【CFPが解説】お金のムダ『使う機会のないがん保険』Part1 先進医療特約編|がん保険の選び方
【使い方を知らないと加入していてもムダながん保険の存在】
要約
多くの方が加入するがん保険。がん保険に加入している方のおそらく大半が付加している『先進医療特約』。先進医療を受けた時に、数百万円の費用を払ってくれるという魅力的な保障ですが、必要な知識や情報を持っていなければ使う機会がありません。それはつまり毎月ムダ金を払うということ。そういった使い方が難しいがん保険が増えてきていますが、その注意点について見ていきたいと思います。
この記事は
■先進医療を末期がんも治す『夢の新しい治療』と感じている
■先進医療特約に入りたい(入っている)
といった方のためにまとめてあります。
このコラムを読むことで
●先進医療の位置づけと日本のがん医療のルール
●先進医療特約を使うために知っておかなければならないこと
がわかります。
多くの方ががん保険検討時に『これつけたい』と感じ、実際付加している
先進医療特約
ですが、実際がんになってしまった方の大半は、おそらくこの保険を使うことなく治療が進んでいっていると、私は考えています。
その理由は
先進医療の受け方を知らない
からなのですが、今そういった使い方を知らなければ使うことができないがん保険が増えてきているという現実があります。そういった怖さに対し、どのように備えをしていくことが大切なのか、ということについて一緒に見ていきたいと思います。
まさに今、『保険ショップで先進医療特約を付加』しようとしているあなたへ、お届けしたいはなしです。
目次
最近早期の肺がん手術で入院
東京都青梅市在住、公務員で事務職の41歳女性の吉川知美さん(仮名)
2か月前に受けた健康診断で異常を指摘され精密検査を受けた結果、早期の肺がんが見つかりました。主治医からは手術でがんを切除することを提案され
「がんが治るのであれば…」
と、特に深く考えることなく2日前に手術を受けました。
手術は無事に終わり、主治医からきれいにがんは取り切れたということを聞きひと安心。
ただ今回受けた手術はメスを入れる範囲が広く、体へのダメージは大きいもので、あと2週間程度入院でリハビリを行う予定です。

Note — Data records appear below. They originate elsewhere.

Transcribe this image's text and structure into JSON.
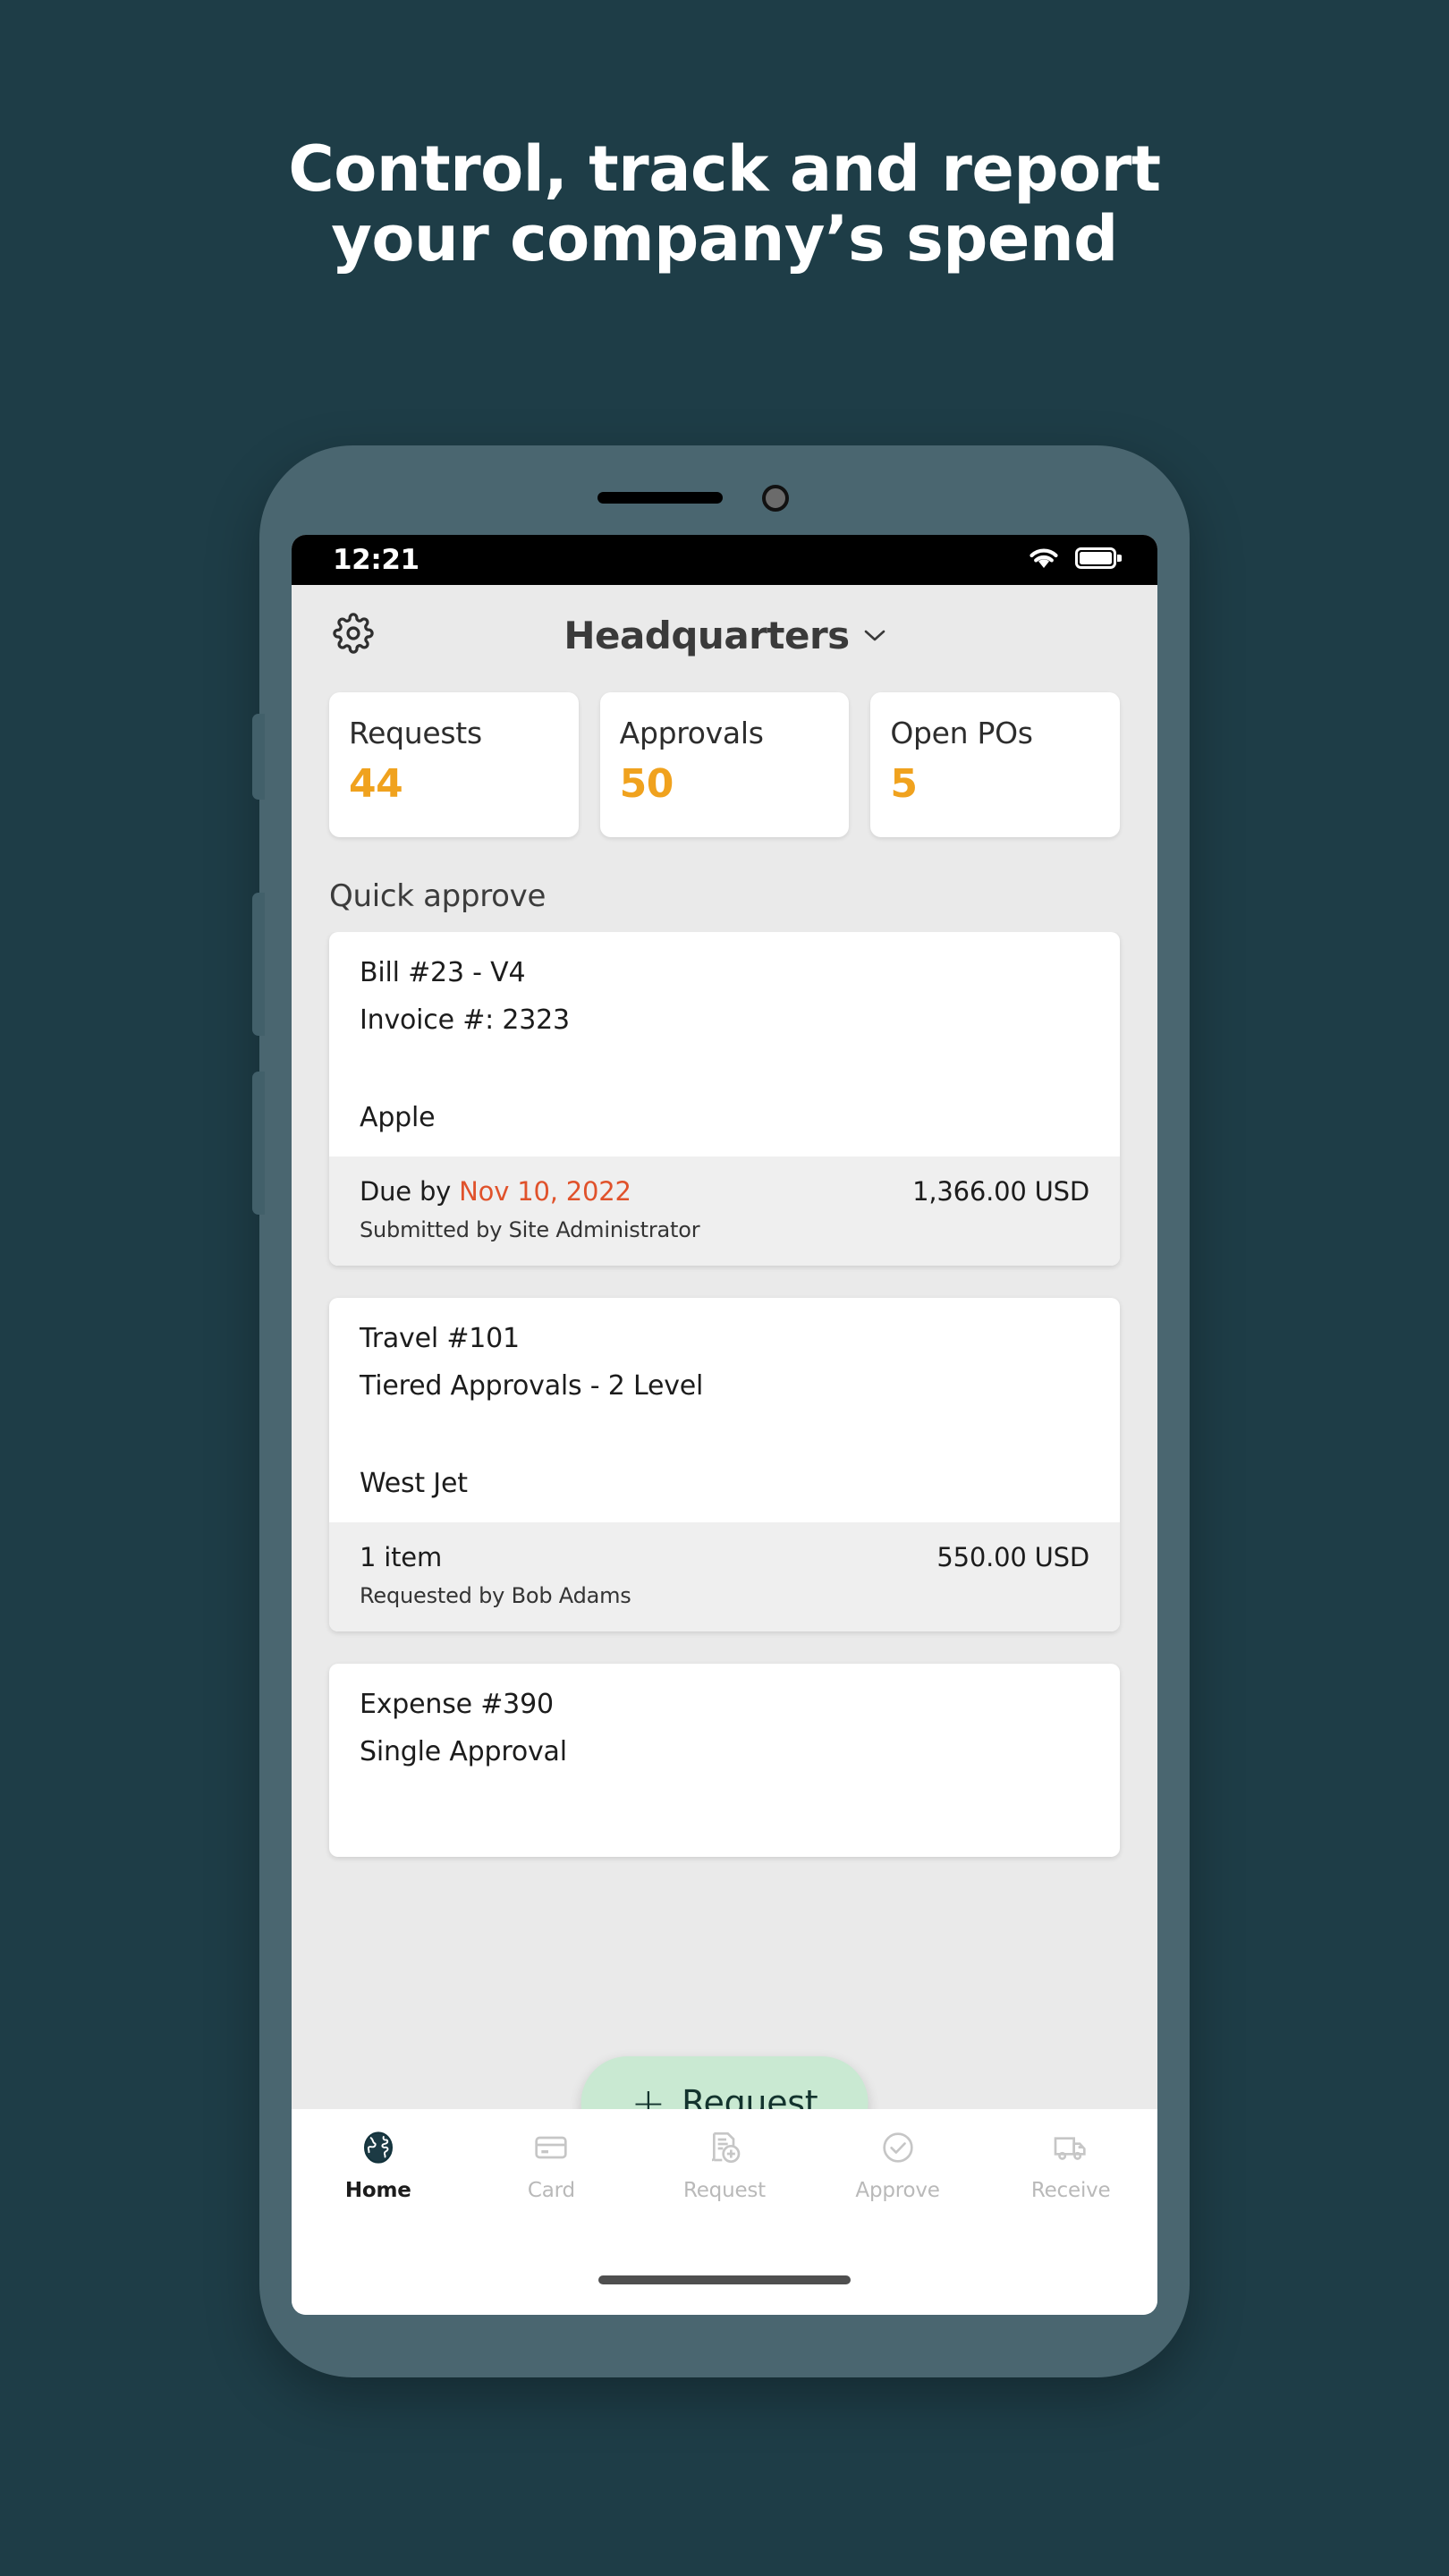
{
  "headline": {
    "line1": "Control, track and report",
    "line2": "your company’s spend"
  },
  "colors": {
    "page_background": "#1E3D47",
    "phone_frame": "#4A6670",
    "screen_background": "#EAEAEA",
    "accent_amber": "#F0A21E",
    "due_date_red": "#E0522B",
    "fab_mint": "#C9E9D2",
    "nav_active": "#1C3A44",
    "nav_inactive": "#B9B9B9"
  },
  "status_bar": {
    "time": "12:21",
    "wifi_icon": "wifi-icon",
    "battery_icon": "battery-full-icon"
  },
  "header": {
    "settings_icon": "gear-icon",
    "title": "Headquarters",
    "chevron_icon": "chevron-down-icon"
  },
  "stats": [
    {
      "label": "Requests",
      "value": "44"
    },
    {
      "label": "Approvals",
      "value": "50"
    },
    {
      "label": "Open POs",
      "value": "5"
    }
  ],
  "quick_approve": {
    "section_title": "Quick approve",
    "cards": [
      {
        "title": "Bill #23 - V4",
        "subtitle": "Invoice #: 2323",
        "vendor": "Apple",
        "meta_prefix": "Due by ",
        "meta_date": "Nov 10, 2022",
        "amount": "1,366.00 USD",
        "submitted_by": "Submitted by Site Administrator"
      },
      {
        "title": "Travel #101",
        "subtitle": "Tiered Approvals - 2 Level",
        "vendor": "West Jet",
        "meta_prefix": "1 item",
        "meta_date": "",
        "amount": "550.00 USD",
        "submitted_by": "Requested by Bob Adams"
      },
      {
        "title": "Expense #390",
        "subtitle": "Single Approval",
        "vendor": "",
        "meta_prefix": "",
        "meta_date": "",
        "amount": "",
        "submitted_by": ""
      }
    ]
  },
  "fab": {
    "plus_icon": "plus-icon",
    "label": "Request"
  },
  "bottom_nav": [
    {
      "label": "Home",
      "icon": "globe-icon",
      "active": true
    },
    {
      "label": "Card",
      "icon": "credit-card-icon",
      "active": false
    },
    {
      "label": "Request",
      "icon": "document-plus-icon",
      "active": false
    },
    {
      "label": "Approve",
      "icon": "check-circle-icon",
      "active": false
    },
    {
      "label": "Receive",
      "icon": "delivery-truck-icon",
      "active": false
    }
  ]
}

また肺の一部を切除したため、肺活量が低下し呼吸がしづらくなるなどの影響や、手術痕が残ることなどが、今後気になるところです。
テレビに映る先進医療の肺がん治療
特にすることもなくベッドで療養中の吉川さん。夕方なんとなくテレビを眺めていたところ、17時ちょうど新しい番組が始まったようです。
メロディーとともに画面に映し出されたタイトルを見て
「えっ!?」
思わず声が出ました。始まったのは
切らずに肺がんを治す先進医療
最先端がん治療最前線!
というタイトルのがん治療の特集でした。
「すごい偶然…」
気になった吉川さんは番組を見てみることに。紹介されていたのは
重粒子線治療
と言われるもので、最新の技術を用いた放射線治療ということです。しかもその治療が行われているのは、吉川さんも知っているわりと近くにある病院でした。
従来からある放射線治療と違って
体内のがんだけをピンポイントでたたくことができる
というもので、それにより副作用が少ないことがメリットのようです。
また手術のように体にメスを入れることもないので、体へのダメージも少ないことも特徴で、早期の肺がんであれば
入院せず1回の通院で治療が終わり
翌日には仕事に行けるというケースもあるとのことです。
「すごい、何この治療!?」
吉川さんは驚きました。ただ、この重粒子線治療による早期の肺がん治療、現在は健康保険の適用となっておらず
先進医療
として行われているとのことです。そのため健康保険がきかないため
約300万円の費用は全額自己負担
ということですが
「お金があれば、こんないい治療が受けられるのか…?」
などと画面を見つめながら感じていた吉川さん。ふとその時
「えっ先進医療!?」
あることを思い出しました。
「これつけたい!」と選んだ先進医療特約
今から約2年前、吉川さんは自宅から車で約20分のショッピングセンター内にある来店型保険ショップへ、がん保険見直しの相談に行きました。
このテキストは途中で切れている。